Amongst the apple and pear orchards of Valle d’Aosta you’ll also see plenty of walnut and chestnut trees, both of which play a huge role in the local diet. In the autumn chestnuts are harvested and are usually served roasted alongside local salumi, chopped and stirred into hearty soups or preserved in local honey or grappa. Walnuts are usually reserved for the cheeseboard, but you’ll also find them used to flavour biscuits or other sweet dishes. They were traditionally grown in order to make walnut oil, but this industry has shrunk over the years as olive oil became more readily available in the local area.
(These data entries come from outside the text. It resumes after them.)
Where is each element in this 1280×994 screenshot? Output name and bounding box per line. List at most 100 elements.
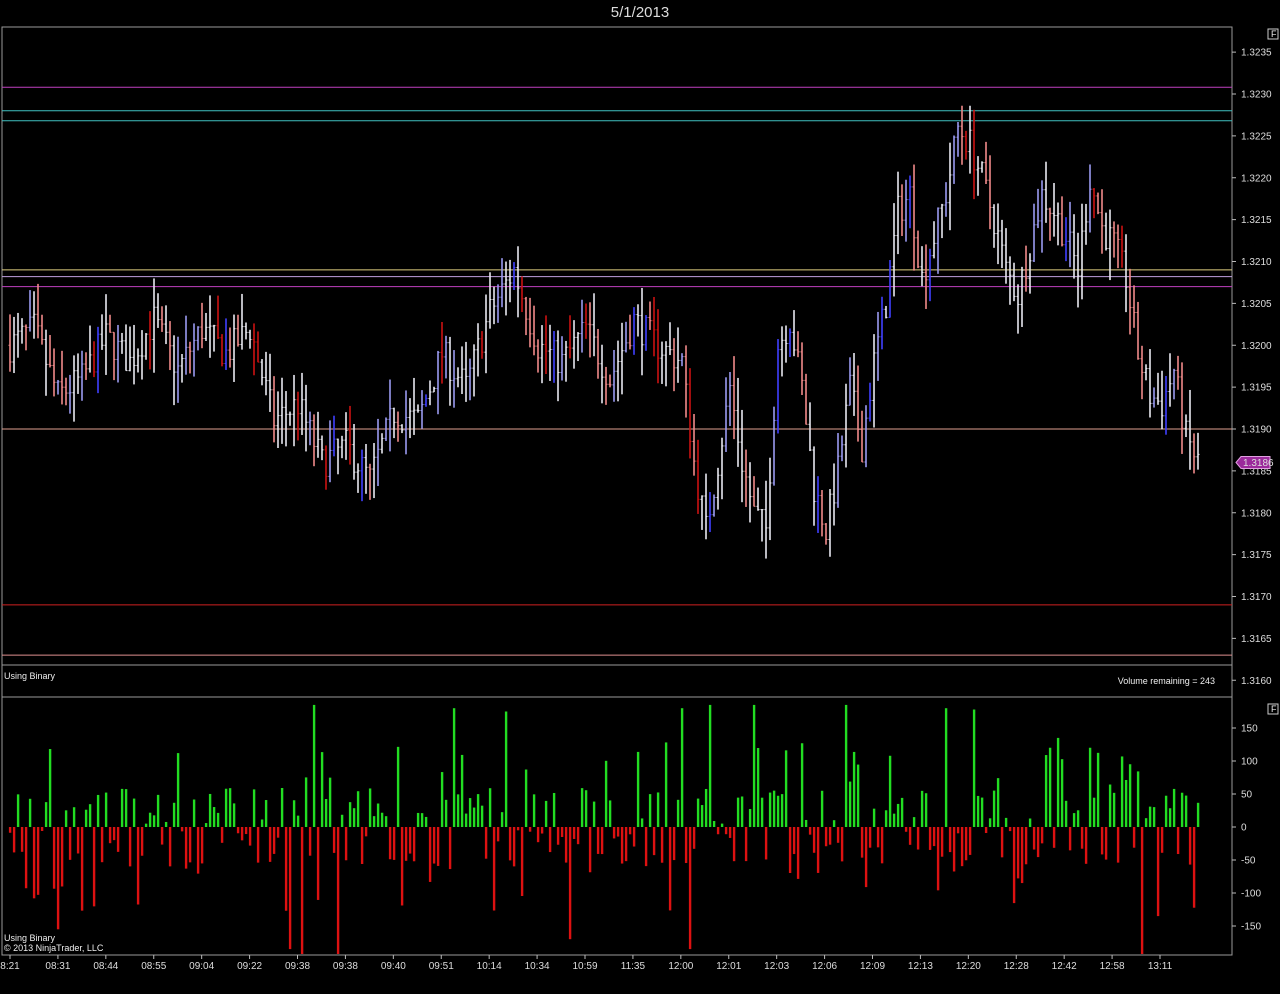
time-tick-label: 12:13 xyxy=(908,961,933,972)
price-bar xyxy=(180,353,184,383)
price-bar xyxy=(1044,161,1048,223)
price-bar xyxy=(708,492,712,533)
volume-bar xyxy=(500,812,504,827)
volume-bar xyxy=(224,788,228,827)
volume-remaining-text: Volume remaining = 243 xyxy=(1118,676,1215,686)
volume-bar xyxy=(544,800,548,827)
price-bar xyxy=(372,443,376,499)
price-bar xyxy=(824,523,828,545)
price-bar xyxy=(652,296,656,357)
price-bar xyxy=(1048,207,1052,241)
volume-panel-f-button[interactable]: F xyxy=(1271,704,1277,714)
volume-bar xyxy=(816,827,820,873)
volume-bar xyxy=(908,827,912,845)
volume-bar xyxy=(1092,797,1096,827)
price-bar xyxy=(340,435,344,459)
volume-bar xyxy=(900,797,904,827)
price-bar xyxy=(624,321,628,353)
volume-bar xyxy=(332,827,336,853)
volume-bar xyxy=(264,800,268,827)
current-price-value: 1.3186 xyxy=(1243,458,1274,469)
time-tick-label: 12:00 xyxy=(668,961,693,972)
volume-bar xyxy=(192,799,196,827)
price-bar xyxy=(492,286,496,325)
volume-bar xyxy=(588,827,592,873)
volume-bar xyxy=(956,827,960,834)
price-bar xyxy=(1092,188,1096,219)
volume-bar xyxy=(300,827,304,954)
volume-bar xyxy=(344,827,348,861)
price-bar xyxy=(884,305,888,319)
volume-bar xyxy=(932,827,936,847)
volume-bar xyxy=(412,827,416,862)
volume-bar xyxy=(392,827,396,860)
price-tick-label: 1.3190 xyxy=(1241,425,1272,436)
price-bar xyxy=(592,293,596,357)
volume-bar xyxy=(396,746,400,827)
volume-tick-label: 50 xyxy=(1241,790,1253,801)
price-bar xyxy=(512,262,516,291)
time-tick-label: 09:38 xyxy=(285,961,310,972)
volume-bar xyxy=(152,815,156,827)
price-bar xyxy=(1116,224,1120,269)
volume-bar xyxy=(732,827,736,862)
volume-bar xyxy=(692,827,696,849)
volume-bar xyxy=(720,823,724,827)
price-bar xyxy=(476,323,480,377)
time-tick-label: 10:34 xyxy=(525,961,550,972)
price-bar xyxy=(72,355,76,422)
volume-bar xyxy=(868,827,872,848)
volume-bar xyxy=(144,823,148,827)
copyright-text: © 2013 NinjaTrader, LLC xyxy=(4,943,104,953)
price-bar xyxy=(176,336,180,403)
price-bar xyxy=(160,306,164,332)
price-bar xyxy=(508,259,512,303)
price-bar xyxy=(200,302,204,349)
volume-bar xyxy=(148,812,152,827)
price-bar xyxy=(500,258,504,308)
price-bar xyxy=(464,341,468,402)
volume-bar xyxy=(328,777,332,827)
volume-tick-label: 150 xyxy=(1241,724,1258,735)
price-bar xyxy=(656,309,660,384)
volume-bar xyxy=(336,827,340,954)
volume-bar xyxy=(904,827,908,832)
volume-bar xyxy=(1096,752,1100,827)
price-bar xyxy=(132,324,136,385)
volume-bar xyxy=(64,810,68,827)
volume-bar xyxy=(1068,827,1072,851)
price-bar xyxy=(784,325,788,363)
price-bar xyxy=(780,326,784,377)
volume-bar xyxy=(576,827,580,845)
price-bar xyxy=(636,304,640,337)
volume-bar xyxy=(228,788,232,827)
time-tick-label: 12:09 xyxy=(860,961,885,972)
volume-bar xyxy=(800,743,804,827)
price-bar xyxy=(696,439,700,514)
price-bar xyxy=(1088,164,1092,233)
volume-bar xyxy=(280,788,284,827)
price-bar xyxy=(1184,414,1188,438)
price-bar xyxy=(1112,221,1116,258)
price-panel-f-button[interactable]: F xyxy=(1271,29,1277,39)
volume-bar xyxy=(76,827,80,854)
volume-bar xyxy=(560,827,564,838)
price-bar xyxy=(1128,268,1132,335)
volume-bar xyxy=(916,827,920,850)
price-bar xyxy=(260,359,264,386)
price-bar xyxy=(684,345,688,418)
volume-bar xyxy=(132,798,136,827)
volume-bar xyxy=(516,827,520,831)
volume-bar xyxy=(1104,827,1108,860)
price-bar xyxy=(1020,266,1024,327)
volume-bar xyxy=(852,751,856,827)
price-bar xyxy=(1132,285,1136,328)
volume-bar xyxy=(1016,827,1020,879)
price-bar xyxy=(964,130,968,160)
volume-bar xyxy=(1164,795,1168,827)
price-bar xyxy=(676,327,680,383)
price-bar xyxy=(800,342,804,396)
price-bar xyxy=(228,327,232,368)
volume-bar xyxy=(1032,827,1036,850)
volume-panel[interactable]: 150 100 50 0 -50 -100 -150 xyxy=(1,696,1261,956)
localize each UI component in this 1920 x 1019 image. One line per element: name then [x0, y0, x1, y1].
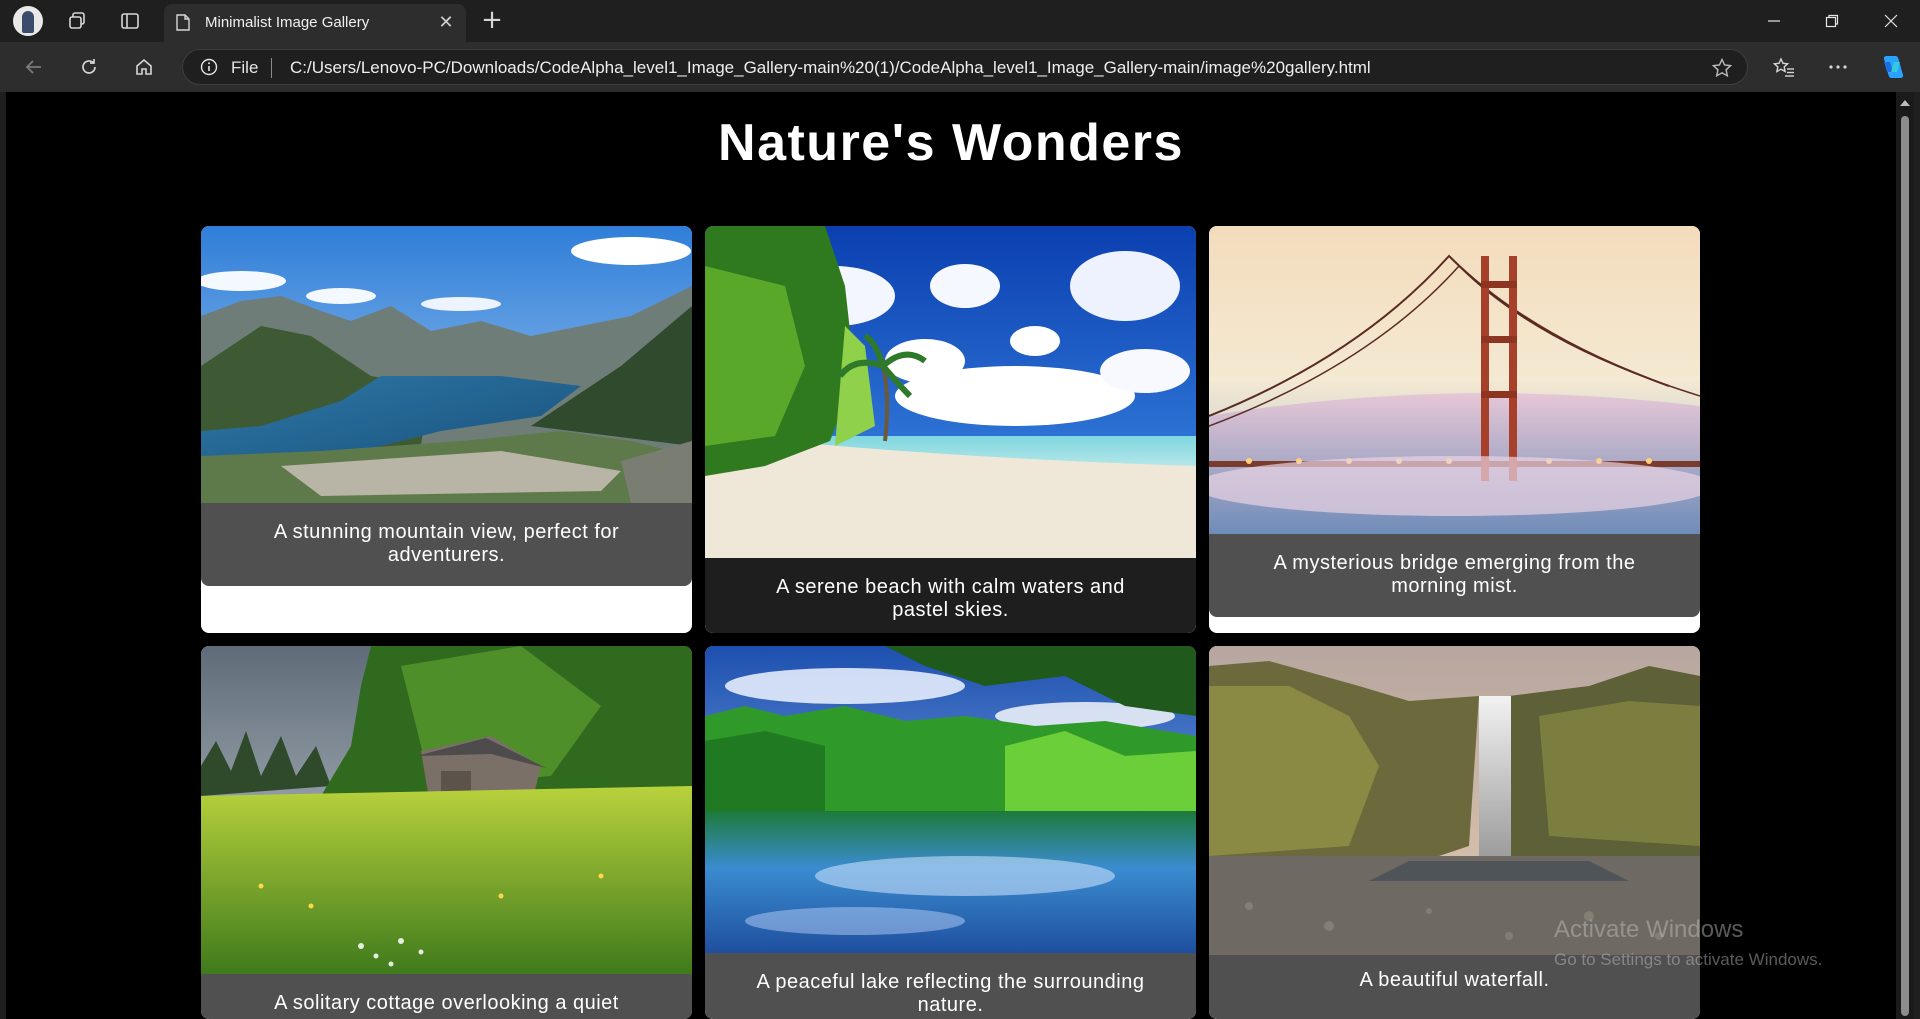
info-icon[interactable]: [200, 58, 218, 76]
golden-gate-bridge-fog-photo: [1209, 226, 1700, 534]
more-icon[interactable]: [1822, 51, 1854, 83]
gallery-card-mountain[interactable]: A stunning mountain view, perfect for ad…: [201, 226, 692, 633]
profile-avatar[interactable]: [13, 6, 43, 36]
address-bar[interactable]: File C:/Users/Lenovo-PC/Downloads/CodeAl…: [182, 49, 1748, 85]
back-arrow-icon[interactable]: [18, 51, 50, 83]
tab-active[interactable]: Minimalist Image Gallery ✕: [164, 4, 466, 42]
mountain-lake-photo: [201, 226, 692, 503]
page-scrollbar[interactable]: [1896, 92, 1914, 1019]
favorites-icon[interactable]: [1768, 51, 1800, 83]
gallery-card-beach[interactable]: A serene beach with calm waters and past…: [705, 226, 1196, 633]
home-icon[interactable]: [128, 51, 160, 83]
gallery-card-cottage[interactable]: A solitary cottage overlooking a quiet: [201, 646, 692, 1019]
page-title: Nature's Wonders: [718, 114, 1184, 172]
address-url[interactable]: C:/Users/Lenovo-PC/Downloads/CodeAlpha_l…: [290, 58, 1371, 78]
tab-title: Minimalist Image Gallery: [205, 14, 370, 31]
tab-strip: Minimalist Image Gallery ✕ +: [0, 0, 1920, 42]
plus-icon[interactable]: +: [478, 7, 506, 35]
tropical-beach-photo: [705, 226, 1196, 558]
gallery-card-bridge[interactable]: A mysterious bridge emerging from the mo…: [1209, 226, 1700, 633]
card-caption: A serene beach with calm waters and past…: [705, 558, 1196, 633]
gallery-card-lake[interactable]: A peaceful lake reflecting the surroundi…: [705, 646, 1196, 1019]
address-separator: [271, 58, 272, 78]
card-caption: A stunning mountain view, perfect for ad…: [201, 503, 692, 586]
reload-icon[interactable]: [73, 51, 105, 83]
page-icon: [176, 14, 190, 31]
minimize-icon[interactable]: [1745, 0, 1803, 42]
meadow-cottage-photo: [201, 646, 692, 974]
card-caption: A mysterious bridge emerging from the mo…: [1209, 534, 1700, 617]
star-icon[interactable]: [1711, 57, 1733, 79]
close-window-icon[interactable]: [1862, 0, 1920, 42]
tab-actions-icon[interactable]: [115, 6, 145, 36]
card-caption: A solitary cottage overlooking a quiet: [201, 974, 692, 1019]
card-caption: A peaceful lake reflecting the surroundi…: [705, 953, 1196, 1019]
scrollbar-thumb[interactable]: [1901, 116, 1909, 1016]
activate-windows-title: Activate Windows: [1554, 916, 1744, 943]
navigation-bar: File C:/Users/Lenovo-PC/Downloads/CodeAl…: [0, 42, 1920, 92]
waterfall-cliffs-photo: [1209, 646, 1700, 955]
activate-windows-hint: Go to Settings to activate Windows.: [1554, 950, 1823, 969]
copilot-icon[interactable]: [1876, 51, 1908, 83]
reflecting-lake-photo: [705, 646, 1196, 953]
address-scheme: File: [231, 58, 259, 77]
workspaces-icon[interactable]: [62, 6, 92, 36]
close-icon[interactable]: ✕: [436, 13, 456, 33]
maximize-icon[interactable]: [1803, 0, 1861, 42]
The local bread (known as pan ner (‘black bread’)) is often made with rye flour as well as wheat flour, and is steeped in tradition. The earthy, nutty loaves are far removed from the lighter, whiter breads found further south, and represent the hearty, fibre-filled diet living in the mountains requires. This bread, along with plenty of polenta, is what the locals eat as their main source of carbohydrates – pasta (apart from gnocchi, often smothered in a cheese sauce) is rarely seen in the region, although you’ll sometimes find shapes made with chestnut flour.

Wine and liqueurs

The mountains of Valle d’Aosta might not boast the green, vineyard-covered rolling hills of Tuscany, but the local wines are particularly well suited to the alpine climate. Sharing a border with France means many similarities can be found in the wines of the two countries, and the mineral-rich flavours mountain wines create are prevalent in both the reds and the whites.

Grappa is also a very popular digestif in Valle d’Aosta; the perfect way to end a meal of hearty, rich dishes. Keep an eye out for génépy (or genepì), too – a herbal liqueur made from local mountain ingredients such as wormwood. While it originated over the border in France, this liqueur has become a favourite in Valle d’Aosta.


Famous dishes

You can’t talk about alpine cooking without talking about fondue, and while the dish is mostly associated with Switzerland, in Valle d’Aosta it’s just as popular. Known as fonduta in Italian, the Aostan version contains lots and lots of beloved Fontina cheese, as well as flour, milk, egg yolks and sometimes white truffle. Traditionally it is served with nothing more than pieces of local rye bread, although you will also see it served with potato gnocchi for dipping.

Carbonade Valdostana

Cold mountain weather means big, hearty stews are needed – and carbonade Valdostana fits the bill perfectly. Over in Belgium, carbonade often refers to a beef stew cooked with beer, but in Valle d’Aosta plenty of red wine is used instead. Onions, beef and red wine are simmered slowly until meltingly tender, with local herbs and aromatics such as juniper berries added for extra flavour. It’s often served with rich, buttery polenta.

Seupa à la Vapelenentse

Italian ‘soups’ aren’t always thin and liquid; instead, they’re often more akin to loose stews made up of a few humble ingredients. This local seupa (or zuppa) is the perfect example of that, with layers of savoy cabbage, leftover bread and – of course – Fontina cheese gently simmered in beef stock. The result is a hearty, rich and incredibly filling dish that sums up alpine cooking beautifully.

Polenta concia

As mentioned above, polenta is a main source of starch for the people of Valle d’Aosta, and one of the most popular ways of preparing it is concia – essentially lots of butter and Fontina cheese! The result is a creamy, rich side that’s perfect for serving alongside equally hearty stews.

Tegole Valdostane

Valle d’Aosta’s most famous sweet treat comes in the form of tegole (‘tile’) – tuile-like biscuits flavoured with hazelnuts and sometimes almonds, vanilla and honey (another local product held in high regard). They’re made from a loose batter, which is spread into thin circles on a tray then briefly baked until light, golden and crisp. Served with coffee, cream or chocolate, the aroma they create whilst in the oven is irresistible.